RESULTS: More than 1,700 qualifying entries, 65,000 Instagram posts and 35,000 Twitter posts were recorded. #FedEx trended during the event.
Editor’s Note: This campaign won a 2017 Silver Experience Design & Technology Award from Event Marketer.
CAMPAIGN: LittleBits Droid Inventor Kit
CHALLENGE: Encourage consumers to purchase LittleBits Droid Inventor Kits and engage with the brand in a fun and creative way that leveraged the brand’s partnership with Disney/Lucas Films. The goal is to get kids interested in STEM and invention from a young age, making science, technology, engineering, art, and math applicable to their lives through Droid-building, and help start an inventor movement.
SOLUTION: Engage Gen Z with a custom invention contest. The Droid Inventor Kit offered fans an opportunity to create a custom Droid for a chance to win epic prizes.

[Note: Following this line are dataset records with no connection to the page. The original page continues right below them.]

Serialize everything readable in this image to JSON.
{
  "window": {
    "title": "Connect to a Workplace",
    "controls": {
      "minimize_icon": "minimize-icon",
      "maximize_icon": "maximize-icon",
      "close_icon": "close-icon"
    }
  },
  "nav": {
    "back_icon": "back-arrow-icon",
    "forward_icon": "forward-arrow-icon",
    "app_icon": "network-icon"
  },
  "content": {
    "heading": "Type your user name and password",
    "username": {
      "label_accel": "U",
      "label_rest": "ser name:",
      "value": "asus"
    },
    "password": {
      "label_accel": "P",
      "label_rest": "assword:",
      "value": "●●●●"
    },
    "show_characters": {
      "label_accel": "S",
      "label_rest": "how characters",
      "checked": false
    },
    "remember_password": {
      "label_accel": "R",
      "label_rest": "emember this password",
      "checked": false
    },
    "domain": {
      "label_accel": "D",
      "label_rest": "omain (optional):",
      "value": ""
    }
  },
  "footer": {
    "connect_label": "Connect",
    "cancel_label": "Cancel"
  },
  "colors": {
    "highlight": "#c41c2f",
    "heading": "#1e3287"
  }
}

EXECUTION: Various media drove consumers to the microsite or mobile optimized site where they were encouraged to register and upload a photo of a unique droid that they built utilizing LittleBits Droid Inventor Kit and other LittleBits kits and craft products.

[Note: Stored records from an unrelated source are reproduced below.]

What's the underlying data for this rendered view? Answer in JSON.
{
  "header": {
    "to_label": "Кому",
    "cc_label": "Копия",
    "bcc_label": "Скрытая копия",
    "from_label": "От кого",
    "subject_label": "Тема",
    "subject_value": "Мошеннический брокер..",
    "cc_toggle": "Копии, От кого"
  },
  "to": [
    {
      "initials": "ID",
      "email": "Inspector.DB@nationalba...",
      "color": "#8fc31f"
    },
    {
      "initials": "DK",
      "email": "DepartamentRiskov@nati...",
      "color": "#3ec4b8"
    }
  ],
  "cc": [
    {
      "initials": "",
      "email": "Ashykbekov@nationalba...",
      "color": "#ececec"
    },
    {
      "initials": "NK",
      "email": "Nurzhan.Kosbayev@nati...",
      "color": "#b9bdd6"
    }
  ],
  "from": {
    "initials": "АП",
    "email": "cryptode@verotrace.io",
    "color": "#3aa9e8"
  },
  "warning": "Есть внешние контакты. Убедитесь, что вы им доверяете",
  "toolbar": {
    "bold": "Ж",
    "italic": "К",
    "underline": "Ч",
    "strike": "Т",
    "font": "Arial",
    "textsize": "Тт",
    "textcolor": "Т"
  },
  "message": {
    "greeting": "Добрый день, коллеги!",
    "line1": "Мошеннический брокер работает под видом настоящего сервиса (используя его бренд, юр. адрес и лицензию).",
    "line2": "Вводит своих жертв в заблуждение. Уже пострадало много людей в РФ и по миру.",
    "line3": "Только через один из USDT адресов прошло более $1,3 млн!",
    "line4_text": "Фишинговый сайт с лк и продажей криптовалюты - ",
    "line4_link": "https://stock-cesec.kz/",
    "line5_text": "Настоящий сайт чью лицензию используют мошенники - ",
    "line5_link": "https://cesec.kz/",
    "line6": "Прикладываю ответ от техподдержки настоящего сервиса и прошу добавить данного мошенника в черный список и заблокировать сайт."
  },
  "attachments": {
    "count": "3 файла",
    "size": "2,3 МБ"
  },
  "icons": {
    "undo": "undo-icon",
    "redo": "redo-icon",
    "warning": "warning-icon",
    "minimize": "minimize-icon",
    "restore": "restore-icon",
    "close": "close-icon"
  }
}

Participants entered in one of two categories: “Padawan Learner” or “Jedi Master.” The winners were judged based on three criteria: inventiveness, creative use of materials, and video presentation. The celebrity judging panel included: Daisy Ridley, “Rey” in the Star Wars films; Kathleen Kennedy, President of Lucasfilms; Kelly Marie Tran, “Rose Tico” in “Star Wars: The Last Jedi”; and Ayah Bdeir, Founder & CEO, littleBits.
RESULTS: 320 submissions, more than 70,000 visitors to the competition website with an average time spent of seven minutes, 33 seconds. Six winners, one sweepstakes prize, five honorable mentions.
“Supporting inventors of all ages and backgrounds is inherent to littleBits’ mission,” says Peter Dille, vice president of marketing at LittleBits. “We’re deeply committed to making electronics accessible to everyone. And what better way to inspire kids to create and invent than to give them the tools and the motivation to make it happen?”